With the days ticking toward the end of the year, Democrats and Republicans have been battling over the best way to extend a payroll tax cut and unemployment insurance for the long-term unemployed.

In a news conference Thursday, appearing to look at notes, Pelosi laid out her case for swift action. How well did she make it?

The Facts

Pelosi cited two key figures — how much money the tax cut would bring to working Americans and how many jobs would be created from extending unemployment insurance. She managed to mangle both.

In the case of the payroll tax cut, it is incorrect to suggest that every working American — 160 million people — will get $1,500 back in payroll taxes. The amount depends on how much money a person earns.

The $1,500 figure actually refers to the average payroll tax cut for the typical household earning $50,000, according to a White House fact sheet. Other will get more — and many will get less, depending on their income.

Pelosi is in good company on this error. President Obama earned two Pinocchios for making a similar mistake three different ways in an interview a few months ago.

Pelosi also exaggerates the impact of an extension of unemployment insurance. She cites Macroeconomic Advisers, an economic forecasting firm, but its report predicted a gain of only 200,000 jobs from giving more aid to the uninsured.

Indeed, the report noted a certain irony about the effects of the policy:

Recent research suggests that emergency unemployment benefits have increased the unemployment rate by raising the labor force and perhaps by reducing the intensity of job search. Our own estimate is that these benefits currently boost the labor force enough to raise the unemployment rate 0.6 percentage point. Hence, extending unemployment benefits for another year will raise GDP [gross domestic product] growth and employment modestly, but also prevent an even larger decline in the labor force and hence a decline in the unemployment rate.

Some readers might wonder how helping the unemployed manages to create any new jobs. That’s because the unemployed must still pay rent, buy food and so forth. The money they receive from the government thus helps keep other Americans in their jobs.

The Congressional Budget Office, in a report last month on different ways to boost the economy, put extending aid to the unemployed near the top in terms of its positive impact on the economy. (See Table 1 on page 28.)

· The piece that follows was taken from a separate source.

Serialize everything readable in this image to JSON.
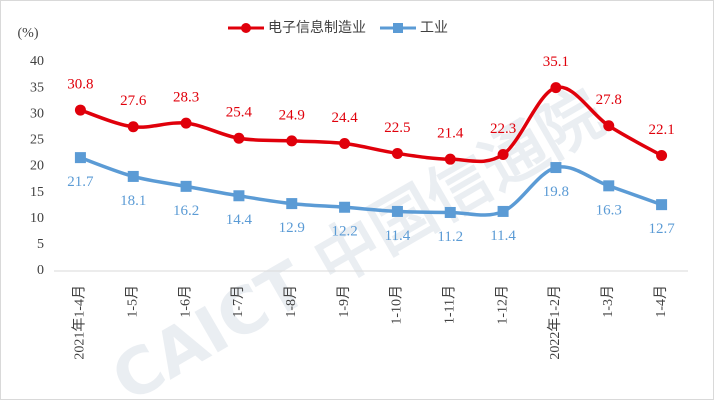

A Pelosi spokesman said she misspoke and that she was trying to cite Macroeconomic Advisers’ overall estimate of the effects of both cutting the payroll tax and extending unemployment aid. That figure is indeed 600,000.

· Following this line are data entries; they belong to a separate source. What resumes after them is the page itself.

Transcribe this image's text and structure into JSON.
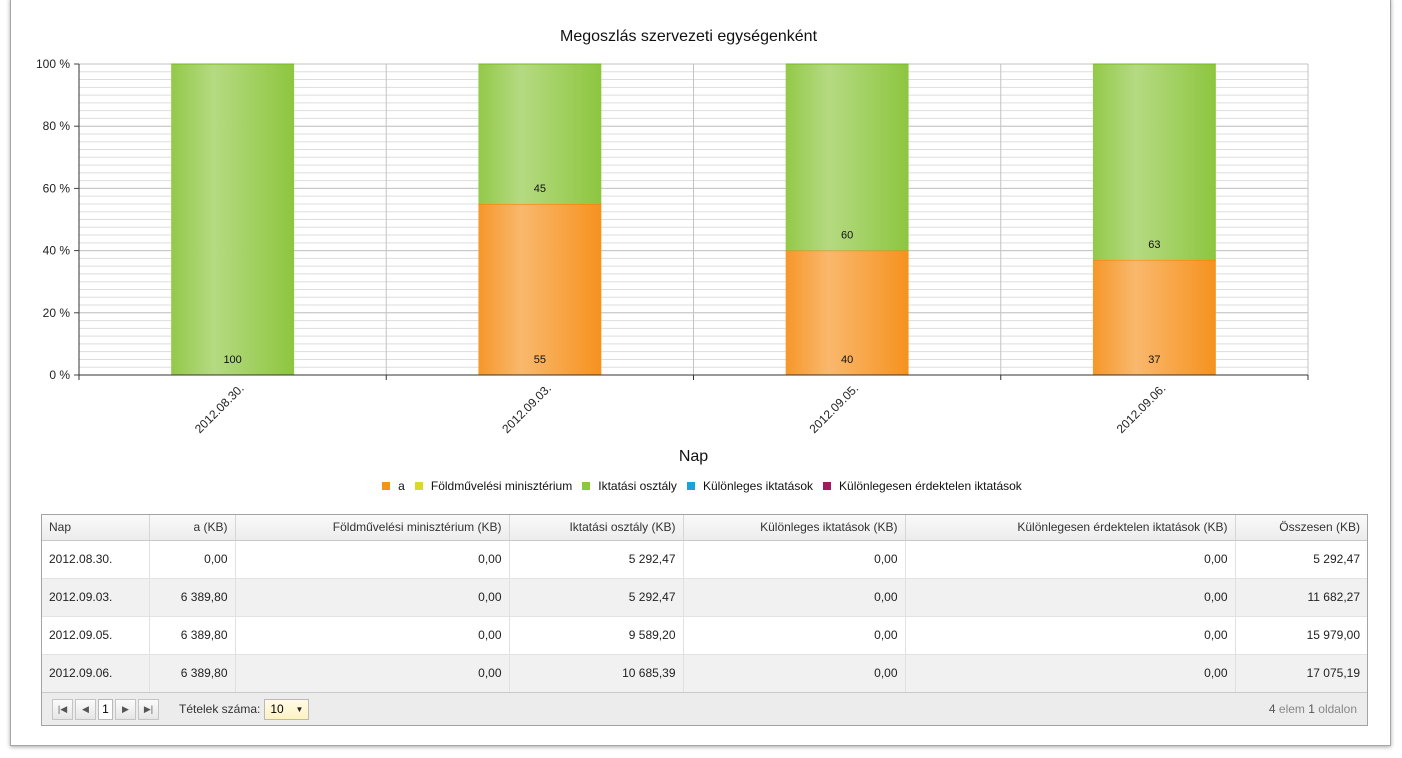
{
  "chart_data": {
    "type": "bar",
    "stacked": true,
    "normalized": true,
    "title": "Megoszlás szervezeti egységenként",
    "xlabel": "Nap",
    "ylabel": "",
    "ylim": [
      0,
      100
    ],
    "yticks": [
      "0 %",
      "20 %",
      "40 %",
      "60 %",
      "80 %",
      "100 %"
    ],
    "categories": [
      "2012.08.30.",
      "2012.09.03.",
      "2012.09.05.",
      "2012.09.06."
    ],
    "series": [
      {
        "name": "a",
        "color": "#f6921e",
        "values": [
          0,
          55,
          40,
          37
        ]
      },
      {
        "name": "Földművelési minisztérium",
        "color": "#d9d92a",
        "values": [
          0,
          0,
          0,
          0
        ]
      },
      {
        "name": "Iktatási osztály",
        "color": "#8dc63f",
        "values": [
          100,
          45,
          60,
          63
        ]
      },
      {
        "name": "Különleges iktatások",
        "color": "#1ba1e2",
        "values": [
          0,
          0,
          0,
          0
        ]
      },
      {
        "name": "Különlegesen érdektelen iktatások",
        "color": "#a3195b",
        "values": [
          0,
          0,
          0,
          0
        ]
      }
    ],
    "grid": true,
    "legend_position": "bottom"
  },
  "table": {
    "columns": [
      "Nap",
      "a (KB)",
      "Földművelési minisztérium (KB)",
      "Iktatási osztály (KB)",
      "Különleges iktatások (KB)",
      "Különlegesen érdektelen iktatások (KB)",
      "Összesen (KB)"
    ],
    "rows": [
      [
        "2012.08.30.",
        "0,00",
        "0,00",
        "5 292,47",
        "0,00",
        "0,00",
        "5 292,47"
      ],
      [
        "2012.09.03.",
        "6 389,80",
        "0,00",
        "5 292,47",
        "0,00",
        "0,00",
        "11 682,27"
      ],
      [
        "2012.09.05.",
        "6 389,80",
        "0,00",
        "9 589,20",
        "0,00",
        "0,00",
        "15 979,00"
      ],
      [
        "2012.09.06.",
        "6 389,80",
        "0,00",
        "10 685,39",
        "0,00",
        "0,00",
        "17 075,19"
      ]
    ]
  },
  "pager": {
    "current_page": "1",
    "page_size_label": "Tételek száma:",
    "page_size": "10",
    "info_count": "4",
    "info_items_word": "elem",
    "info_page": "1",
    "info_pages_word": "oldalon"
  },
  "icons": {
    "first": "first-page-icon",
    "prev": "prev-page-icon",
    "next": "next-page-icon",
    "last": "last-page-icon",
    "dropdown": "chevron-down-icon"
  }
}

Of course, this is just one report based on one economic model — and Macroeconomic Advisers’ has been on the high end of the estimates.

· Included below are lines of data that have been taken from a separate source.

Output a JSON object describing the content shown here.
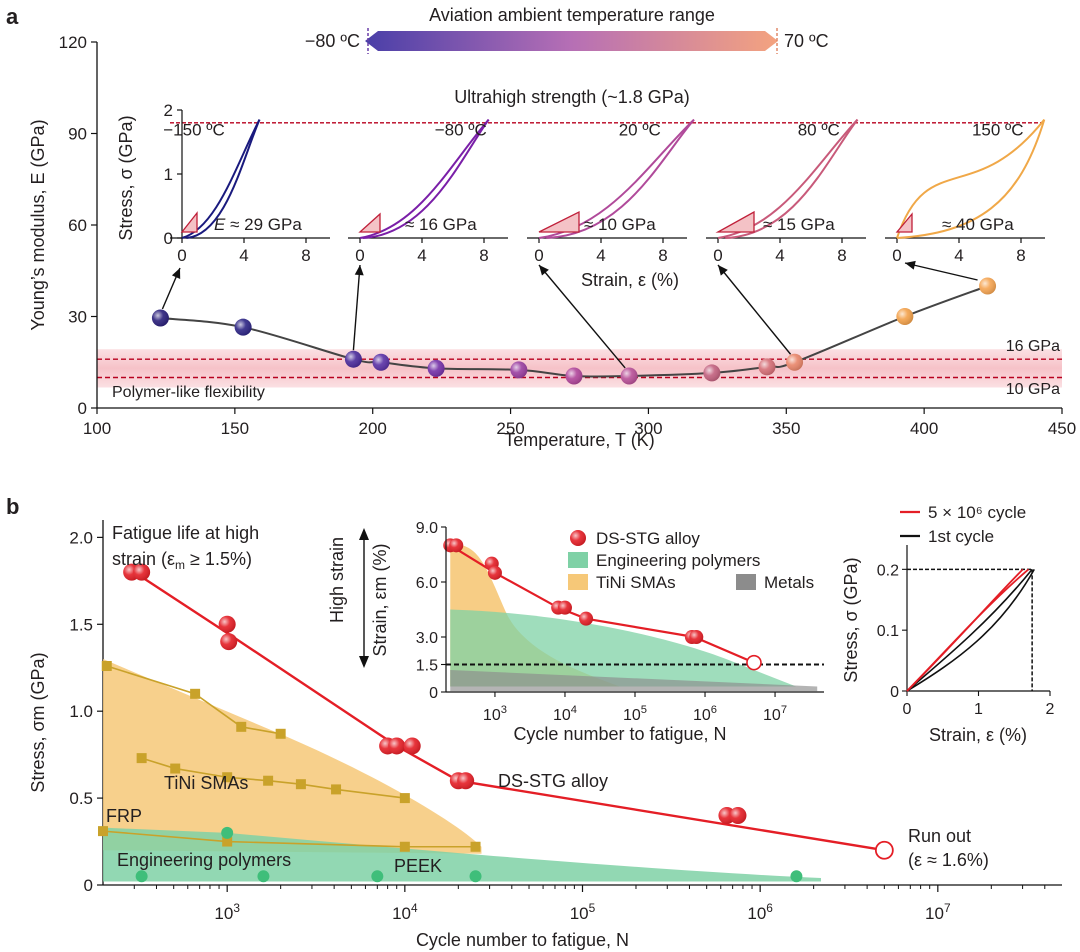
{
  "panel_a": {
    "letter": "a",
    "banner": {
      "label": "Aviation ambient temperature range",
      "left": "−80 ºC",
      "right": "70 ºC",
      "color_left": "#4a3fa8",
      "color_right": "#f4a37f"
    },
    "band_labels": {
      "upper": "16 GPa",
      "lower": "10 GPa",
      "region": "Polymer-like flexibility",
      "band_color": "#f7c6cc",
      "line_color": "#b8001e"
    },
    "strength_label": "Ultrahigh strength (~1.8 GPa)"
  },
  "panel_b": {
    "letter": "b",
    "title_lines": [
      "Fatigue life at high",
      "strain (ε",
      "m",
      " ≥ 1.5%)"
    ],
    "labels": {
      "tini": "TiNi SMAs",
      "dsstg": "DS-STG alloy",
      "frp": "FRP",
      "eng": "Engineering polymers",
      "peek": "PEEK",
      "runout1": "Run out",
      "runout2": "(ε ≈ 1.6%)"
    }
  },
  "chart_data": [
    {
      "type": "line",
      "panel": "a",
      "xlabel": "Temperature, T (K)",
      "ylabel": "Young’s modulus, E (GPa)",
      "xlim": [
        100,
        450
      ],
      "ylim": [
        0,
        120
      ],
      "xticks": [
        100,
        150,
        200,
        250,
        300,
        350,
        400,
        450
      ],
      "yticks": [
        0,
        30,
        60,
        90,
        120
      ],
      "x": [
        123,
        153,
        193,
        203,
        223,
        253,
        273,
        293,
        323,
        343,
        353,
        393,
        423
      ],
      "y": [
        29.5,
        26.5,
        16,
        15,
        13,
        12.5,
        10.5,
        10.5,
        11.5,
        13.5,
        15,
        30,
        40
      ],
      "colors": [
        "#2a1f7a",
        "#2d2585",
        "#4a2a9a",
        "#5a30a5",
        "#7430a8",
        "#9a3fa0",
        "#b0459a",
        "#b84f97",
        "#c2607e",
        "#d56e76",
        "#e98569",
        "#f3a14a",
        "#f5a451"
      ],
      "bands": [
        10,
        16
      ]
    },
    {
      "type": "line",
      "panel": "a-insets",
      "ylabel": "Stress, σ (GPa)",
      "xlabel": "Strain, ε (%)",
      "xticks": [
        0,
        4,
        8
      ],
      "yticks": [
        0,
        1,
        2
      ],
      "strength_line": 1.8,
      "insets": [
        {
          "temp": "−150 ºC",
          "modulus": "≈ 29 GPa",
          "modulus_prefix": "E",
          "color": "#1a1a7e",
          "max_strain": 5.0,
          "hyst": 0.25
        },
        {
          "temp": "−80 ºC",
          "modulus": "≈ 16 GPa",
          "modulus_prefix": "",
          "color": "#7a1fa8",
          "max_strain": 8.3,
          "hyst": 0.15
        },
        {
          "temp": "20 ºC",
          "modulus": "≈ 10 GPa",
          "modulus_prefix": "",
          "color": "#b04a9a",
          "max_strain": 10.0,
          "hyst": 0.4
        },
        {
          "temp": "80 ºC",
          "modulus": "≈ 15 GPa",
          "modulus_prefix": "",
          "color": "#c85a7a",
          "max_strain": 9.0,
          "hyst": 0.4
        },
        {
          "temp": "150 ºC",
          "modulus": "≈ 40 GPa",
          "modulus_prefix": "",
          "color": "#f0a848",
          "max_strain": 9.5,
          "hyst": 0.8
        }
      ]
    },
    {
      "type": "scatter",
      "panel": "b",
      "xlabel": "Cycle number to fatigue, N",
      "ylabel": "Stress, σm (GPa)",
      "xscale": "log",
      "xlim": [
        200,
        50000000
      ],
      "ylim": [
        0,
        2.1
      ],
      "xticks": [
        "10^3",
        "10^4",
        "10^5",
        "10^6",
        "10^7"
      ],
      "yticks": [
        0,
        0.5,
        1.0,
        1.5,
        2.0
      ],
      "series": [
        {
          "name": "DS-STG alloy",
          "x": [
            290,
            330,
            1000,
            1020,
            8000,
            9000,
            11000,
            20000,
            22000,
            650000,
            750000,
            5000000
          ],
          "y": [
            1.8,
            1.8,
            1.5,
            1.4,
            0.8,
            0.8,
            0.8,
            0.6,
            0.6,
            0.4,
            0.4,
            0.2
          ],
          "fit_x": [
            300,
            1000,
            9000,
            20000,
            5000000
          ],
          "fit_y": [
            1.8,
            1.45,
            0.8,
            0.6,
            0.2
          ],
          "color": "#e41e26"
        },
        {
          "name": "TiNi SMAs",
          "x": [
            210,
            660,
            1200,
            2000
          ],
          "y": [
            1.26,
            1.1,
            0.91,
            0.87
          ],
          "color": "#c9a22a"
        },
        {
          "name": "TiNi SMAs",
          "x": [
            330,
            510,
            1000,
            1700,
            2600,
            4100,
            10000
          ],
          "y": [
            0.73,
            0.67,
            0.62,
            0.6,
            0.58,
            0.55,
            0.5
          ],
          "color": "#c9a22a"
        },
        {
          "name": "TiNi SMAs",
          "x": [
            200,
            1000,
            10000,
            25000
          ],
          "y": [
            0.31,
            0.25,
            0.22,
            0.22
          ],
          "color": "#c9a22a"
        },
        {
          "name": "Engineering polymers",
          "x": [
            330,
            1000,
            1600,
            7000,
            25000,
            1600000
          ],
          "y": [
            0.05,
            0.3,
            0.05,
            0.05,
            0.05,
            0.05
          ],
          "color": "#3fbe7a"
        }
      ]
    },
    {
      "type": "area",
      "panel": "b-inset-1",
      "xlabel": "Cycle number to fatigue, N",
      "ylabel": "Strain, εm (%)",
      "side_label": "High strain",
      "xscale": "log",
      "xlim": [
        200,
        50000000
      ],
      "ylim": [
        0,
        9
      ],
      "xticks": [
        "10^3",
        "10^4",
        "10^5",
        "10^6",
        "10^7"
      ],
      "yticks": [
        "0",
        "1.5",
        "3.0",
        "6.0",
        "9.0"
      ],
      "hline": 1.5,
      "legend": [
        "DS-STG alloy",
        "Engineering polymers",
        "TiNi SMAs",
        "Metals"
      ],
      "series": [
        {
          "name": "DS-STG alloy",
          "x": [
            230,
            280,
            900,
            1000,
            8000,
            10000,
            20000,
            650000,
            750000,
            5000000
          ],
          "y": [
            8.0,
            8.0,
            7.0,
            6.5,
            4.6,
            4.6,
            4.0,
            3.0,
            3.0,
            1.6
          ],
          "color": "#e41e26"
        }
      ]
    },
    {
      "type": "line",
      "panel": "b-inset-2",
      "xlabel": "Strain, ε (%)",
      "ylabel": "Stress, σ (GPa)",
      "xlim": [
        0,
        2
      ],
      "ylim": [
        0,
        0.24
      ],
      "xticks": [
        0,
        1,
        2
      ],
      "yticks": [
        0,
        0.1,
        0.2
      ],
      "series": [
        {
          "name": "5 × 10⁶ cycle",
          "color": "#e41e26"
        },
        {
          "name": "1st cycle",
          "color": "#111111"
        }
      ]
    }
  ]
}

Bloomberg News surveyed 28 economists, including Macroeconomic Advisers, and came up a with a radically different figure for the overall impact of Obama’s jobs plan — an average of 275,000 jobs would be added or saved in 2012. Five economists, in fact, said no jobs would be created — and one said only 1,000 jobs would be added or saved in either 2012 or 2013. By contrast, Macroeconomic Advisers predicted a gain of 1.3 million jobs for the full plan.

The Pinocchio Test

Pelosi gets some credit for at least referencing a specific report rather than simply asserting a figure. As we mentioned, we try not to play “gotcha” with politicians who slip up. But she made two major errors in a row.

Moreover, in what seems to be a pattern we have noticed this year, whenever she “misspeaks,” she tends to make the numbers look even better for her side of the argument.